En quoi consiste ce traitement médicamenteux que veut imposer la FIA ?
Pour moi il s'agit d'une violation du droit humain, car on demande à ces athlètes qui sont nées femmes de prendre des médicaments pour modifier leur taux de testostérone, c'est totalement fou. Les experts médicaux ont toujours dit que la prise médicamenteuse surtout sur des athlètes qui ont un corps totalement sain, pas du tout malade, pouvait engendrer de très forts dérèglements hormonaux, des vertiges, des nausées, un déficit en cortisone. C'est très grave !

Qu'est-ce-que cela dit sur l'hyperandrogénie dans le sport ?

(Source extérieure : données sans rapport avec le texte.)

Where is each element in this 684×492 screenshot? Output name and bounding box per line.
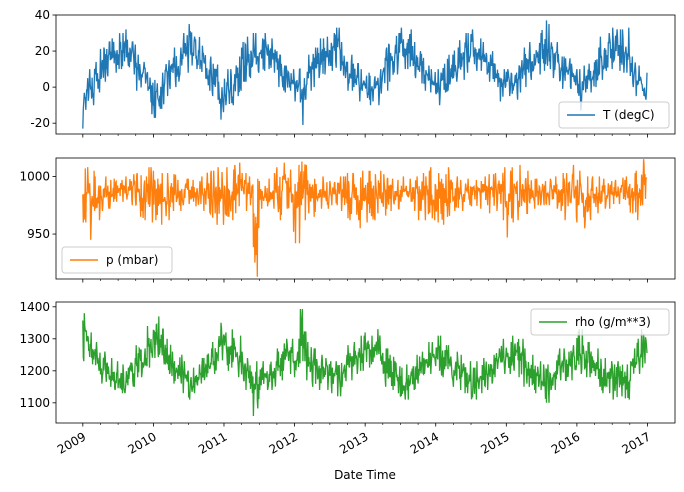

C'est une mesure sexiste et même intersexophobe. A l'heure où des personnes intersexe portent plainte pour mutilations, discriminations, pour les vies brisées de ces individus qui sortent des critères normatifs qu'on impose, qui sortent de cette norme binaire, c'est un retour en arrière. Et je n'ai pas peur de le dire, on veut mutiler ces athlètes aux yeux et au vu de tout le monde.

Que va-t-il se passer pour Caster Semenya maintenant ?
Elle peut saisir le tribunal fédéral suisse, pour dénoncer cette loi discriminante qui ne doit pas, qui ne peut passer selon moi. En tant qu'historienne du sport, j'ai l'impression qu'à nouveau le sport se situe au dessus des lois. Imaginons que votre fille soit hyperandrogène par exemple ou bien qu'elle ait un QI incroyable, et que l'université lui demande de prendre un traitement pour
réguler ses incroyables résultats. Et bien, ça ne passerait pas. Vous porteriez plainte pour discrimination auprès de n'importe quel tribunal, vous gagneriez. Je pense que la problématique de Caster Semenya dépasse le cadre du sport, on est dans une atteinte,  une violation de la dignité humaine. D'ailleurs, l'ONU a alerté la fédération et le tribunal en disant attention à ce que vous faites, c'est grave. J'espère que Caster aura la force de se battre encore, comme elle le fait depuis les jeux de Berlin il y a 10 ans. Et surtout qu'elle portera l'affaire auprès d'une instance juridique qui ne relève pas du monde du sport. Pour arrêter ce que le sport est en train de faire, car il envoie un signal catastrophique mondialement.